Hi all,
I am struggling with an optimization of my Graph Model and I was hoping you could help me!
All cypher query results and profiles have been performed on Neo4j Desktop 1.2.7 and Neo4j 4.0.3
I have a graph model in which I label my Gene nodes CREATE (g:Symbol:Gene {gname:'Gene1})
,
as some of you may know genes can have quite a large number of aliases and I am on the fence whether I should model them in one of the following ways:
(g:Symbol:Gene)-[:HAS_ALIASES]->(a:Aliases {synonyms:['Alias1', 'Alias2', ...]})
(g:Symbol:Gene)-[:HAS_ALIAS]->(a:Alias {synonym:'Alias1'}), (g:Symbol:Gene)-[:HAS_ALIAS]->(a:Alias {synonym:'Alias2'}), ...

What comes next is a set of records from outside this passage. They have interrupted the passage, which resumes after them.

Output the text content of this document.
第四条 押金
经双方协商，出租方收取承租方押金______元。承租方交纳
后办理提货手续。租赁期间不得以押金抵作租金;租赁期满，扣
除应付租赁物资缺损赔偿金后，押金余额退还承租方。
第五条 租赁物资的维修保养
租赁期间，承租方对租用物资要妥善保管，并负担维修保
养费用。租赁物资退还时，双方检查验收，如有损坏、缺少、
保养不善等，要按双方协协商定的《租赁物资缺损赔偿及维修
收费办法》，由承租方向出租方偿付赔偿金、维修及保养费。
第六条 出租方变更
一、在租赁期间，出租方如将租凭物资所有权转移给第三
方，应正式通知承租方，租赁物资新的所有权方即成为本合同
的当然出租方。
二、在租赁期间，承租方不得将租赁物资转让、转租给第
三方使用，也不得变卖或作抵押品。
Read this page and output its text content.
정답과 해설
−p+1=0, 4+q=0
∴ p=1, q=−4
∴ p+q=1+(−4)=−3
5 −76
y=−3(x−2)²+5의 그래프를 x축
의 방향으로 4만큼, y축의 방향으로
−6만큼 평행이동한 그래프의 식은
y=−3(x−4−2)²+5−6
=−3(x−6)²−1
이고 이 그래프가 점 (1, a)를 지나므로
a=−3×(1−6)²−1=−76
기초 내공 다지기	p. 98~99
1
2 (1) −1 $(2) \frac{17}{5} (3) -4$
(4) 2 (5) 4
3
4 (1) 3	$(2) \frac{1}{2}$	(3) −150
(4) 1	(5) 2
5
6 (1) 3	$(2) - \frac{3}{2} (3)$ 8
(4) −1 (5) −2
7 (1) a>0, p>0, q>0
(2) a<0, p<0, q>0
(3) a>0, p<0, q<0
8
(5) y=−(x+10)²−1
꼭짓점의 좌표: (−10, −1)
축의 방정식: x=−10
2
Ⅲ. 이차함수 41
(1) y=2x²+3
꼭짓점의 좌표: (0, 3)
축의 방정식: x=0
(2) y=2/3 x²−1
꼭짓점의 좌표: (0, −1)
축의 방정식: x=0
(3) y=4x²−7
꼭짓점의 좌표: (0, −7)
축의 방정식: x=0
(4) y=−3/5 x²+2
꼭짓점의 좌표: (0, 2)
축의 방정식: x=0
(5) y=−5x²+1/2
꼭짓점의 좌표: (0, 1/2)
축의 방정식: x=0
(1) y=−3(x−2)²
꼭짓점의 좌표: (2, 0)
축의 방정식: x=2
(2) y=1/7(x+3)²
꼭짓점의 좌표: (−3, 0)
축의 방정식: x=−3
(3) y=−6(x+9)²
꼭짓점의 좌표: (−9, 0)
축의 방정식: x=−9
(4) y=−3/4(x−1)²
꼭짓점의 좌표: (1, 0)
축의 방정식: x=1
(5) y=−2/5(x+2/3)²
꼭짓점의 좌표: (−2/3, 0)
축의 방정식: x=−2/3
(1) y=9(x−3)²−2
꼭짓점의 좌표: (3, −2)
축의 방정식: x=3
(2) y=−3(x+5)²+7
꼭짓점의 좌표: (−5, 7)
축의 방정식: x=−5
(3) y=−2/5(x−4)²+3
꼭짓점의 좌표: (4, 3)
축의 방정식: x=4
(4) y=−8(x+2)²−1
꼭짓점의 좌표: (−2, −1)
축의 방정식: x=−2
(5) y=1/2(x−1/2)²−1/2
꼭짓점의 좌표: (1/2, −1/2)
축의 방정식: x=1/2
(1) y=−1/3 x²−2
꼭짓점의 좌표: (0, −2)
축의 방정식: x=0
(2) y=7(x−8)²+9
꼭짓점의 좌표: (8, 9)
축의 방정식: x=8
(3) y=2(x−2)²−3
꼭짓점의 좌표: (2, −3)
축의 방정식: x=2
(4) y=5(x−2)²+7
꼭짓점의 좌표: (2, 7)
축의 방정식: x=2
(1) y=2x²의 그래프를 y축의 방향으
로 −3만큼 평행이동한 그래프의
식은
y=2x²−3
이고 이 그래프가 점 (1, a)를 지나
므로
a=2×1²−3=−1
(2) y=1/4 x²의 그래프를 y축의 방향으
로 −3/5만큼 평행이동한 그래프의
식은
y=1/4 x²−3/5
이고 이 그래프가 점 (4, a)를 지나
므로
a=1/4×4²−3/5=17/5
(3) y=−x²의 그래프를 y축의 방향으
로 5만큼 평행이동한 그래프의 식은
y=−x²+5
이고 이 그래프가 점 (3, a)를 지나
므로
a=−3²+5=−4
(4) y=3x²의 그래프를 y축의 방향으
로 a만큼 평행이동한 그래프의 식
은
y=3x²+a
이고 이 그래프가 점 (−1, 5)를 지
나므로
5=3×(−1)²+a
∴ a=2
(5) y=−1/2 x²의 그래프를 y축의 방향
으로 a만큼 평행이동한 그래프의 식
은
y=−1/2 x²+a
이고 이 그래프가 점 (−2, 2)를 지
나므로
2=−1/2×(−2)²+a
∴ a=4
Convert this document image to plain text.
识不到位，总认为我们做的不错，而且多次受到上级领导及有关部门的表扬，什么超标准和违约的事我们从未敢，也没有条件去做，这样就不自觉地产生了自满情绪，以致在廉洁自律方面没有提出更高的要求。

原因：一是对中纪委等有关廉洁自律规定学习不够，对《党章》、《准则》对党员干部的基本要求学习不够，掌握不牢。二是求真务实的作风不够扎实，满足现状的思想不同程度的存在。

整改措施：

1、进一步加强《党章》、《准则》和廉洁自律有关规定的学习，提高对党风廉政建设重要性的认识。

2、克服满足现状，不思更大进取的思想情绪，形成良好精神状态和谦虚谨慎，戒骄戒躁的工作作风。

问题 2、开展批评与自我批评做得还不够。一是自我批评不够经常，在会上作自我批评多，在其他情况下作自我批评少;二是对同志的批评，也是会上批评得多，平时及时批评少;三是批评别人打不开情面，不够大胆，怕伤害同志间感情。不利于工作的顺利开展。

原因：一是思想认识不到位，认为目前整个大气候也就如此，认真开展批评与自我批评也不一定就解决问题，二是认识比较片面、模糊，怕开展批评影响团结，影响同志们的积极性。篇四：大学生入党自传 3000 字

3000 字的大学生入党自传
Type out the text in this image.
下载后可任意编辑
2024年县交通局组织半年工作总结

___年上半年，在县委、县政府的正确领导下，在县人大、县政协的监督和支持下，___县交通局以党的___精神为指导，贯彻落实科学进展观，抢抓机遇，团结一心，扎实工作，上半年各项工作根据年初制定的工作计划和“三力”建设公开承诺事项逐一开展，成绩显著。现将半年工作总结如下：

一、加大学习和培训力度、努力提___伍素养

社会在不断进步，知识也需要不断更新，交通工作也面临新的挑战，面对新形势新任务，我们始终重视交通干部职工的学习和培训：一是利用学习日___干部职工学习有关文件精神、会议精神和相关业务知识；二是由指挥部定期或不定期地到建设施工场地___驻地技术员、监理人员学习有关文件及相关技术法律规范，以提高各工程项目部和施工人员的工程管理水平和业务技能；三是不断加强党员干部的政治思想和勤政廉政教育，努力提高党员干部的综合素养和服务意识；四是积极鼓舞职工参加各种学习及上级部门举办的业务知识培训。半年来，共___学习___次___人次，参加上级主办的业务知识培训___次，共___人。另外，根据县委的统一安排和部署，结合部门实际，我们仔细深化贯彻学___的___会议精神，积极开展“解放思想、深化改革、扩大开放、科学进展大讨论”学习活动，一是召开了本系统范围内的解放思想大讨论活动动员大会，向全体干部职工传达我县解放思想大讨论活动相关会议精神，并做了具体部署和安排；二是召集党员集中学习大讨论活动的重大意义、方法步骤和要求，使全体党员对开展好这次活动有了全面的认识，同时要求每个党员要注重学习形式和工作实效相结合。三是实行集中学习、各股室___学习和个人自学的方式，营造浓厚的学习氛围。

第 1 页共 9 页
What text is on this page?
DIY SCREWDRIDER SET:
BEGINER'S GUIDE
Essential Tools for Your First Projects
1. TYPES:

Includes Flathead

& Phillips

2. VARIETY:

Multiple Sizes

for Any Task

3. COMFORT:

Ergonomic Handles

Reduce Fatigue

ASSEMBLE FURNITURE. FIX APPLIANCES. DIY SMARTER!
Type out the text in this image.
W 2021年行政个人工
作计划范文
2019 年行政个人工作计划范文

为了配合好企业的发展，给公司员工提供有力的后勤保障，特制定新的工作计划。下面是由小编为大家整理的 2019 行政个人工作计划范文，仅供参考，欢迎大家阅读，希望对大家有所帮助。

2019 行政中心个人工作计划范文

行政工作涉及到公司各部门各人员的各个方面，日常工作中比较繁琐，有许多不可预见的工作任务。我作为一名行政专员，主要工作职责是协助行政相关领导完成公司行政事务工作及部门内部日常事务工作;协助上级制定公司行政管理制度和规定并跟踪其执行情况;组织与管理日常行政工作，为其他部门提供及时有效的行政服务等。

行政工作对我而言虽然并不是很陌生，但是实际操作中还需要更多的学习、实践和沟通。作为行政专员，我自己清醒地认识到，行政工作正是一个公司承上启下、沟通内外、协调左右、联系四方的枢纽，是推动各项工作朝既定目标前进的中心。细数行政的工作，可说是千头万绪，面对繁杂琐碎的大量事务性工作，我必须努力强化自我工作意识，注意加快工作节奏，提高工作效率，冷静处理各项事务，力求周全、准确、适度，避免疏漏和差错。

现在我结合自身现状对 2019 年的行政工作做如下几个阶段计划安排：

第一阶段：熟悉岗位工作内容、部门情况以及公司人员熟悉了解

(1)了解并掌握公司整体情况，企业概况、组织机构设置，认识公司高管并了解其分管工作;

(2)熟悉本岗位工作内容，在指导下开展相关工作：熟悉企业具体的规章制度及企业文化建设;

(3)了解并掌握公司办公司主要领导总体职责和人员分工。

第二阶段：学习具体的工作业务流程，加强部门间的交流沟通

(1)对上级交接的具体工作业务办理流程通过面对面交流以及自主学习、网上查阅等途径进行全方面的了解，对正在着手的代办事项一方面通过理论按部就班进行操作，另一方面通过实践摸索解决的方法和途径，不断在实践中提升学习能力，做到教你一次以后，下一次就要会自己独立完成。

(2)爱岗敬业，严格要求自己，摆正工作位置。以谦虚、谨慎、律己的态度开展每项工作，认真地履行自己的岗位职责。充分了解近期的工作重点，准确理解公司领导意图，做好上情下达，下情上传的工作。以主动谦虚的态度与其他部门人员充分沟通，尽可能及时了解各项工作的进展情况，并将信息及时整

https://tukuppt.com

It is important for me that these lookups are as fast as possible because you never known beforehand if an incoming dataset containt all official symbols (eg. HGNC) or synonyms, or even a combination of both.
I have run a quick profile using both approaches and the results were a bit surprising to me. For the test I created 1 gene with 4 aliases using approach (1) and (2). When I profiled my query approach (2) had fewer db hits but took longer than approach (1). And when I indexed the 'synonym' property it took even longer with even fewer db hits?
I thought approach (2) would win for sure because Neo4j is optimized for traversels and not the retrieval of a long list of properties. Can someone explain to me why this is happening? Or suggest a better way of modelling this? Because this problem also translates to other id's, especially Ensembl gene and protein ID's.
Thanks in advance for your feedback!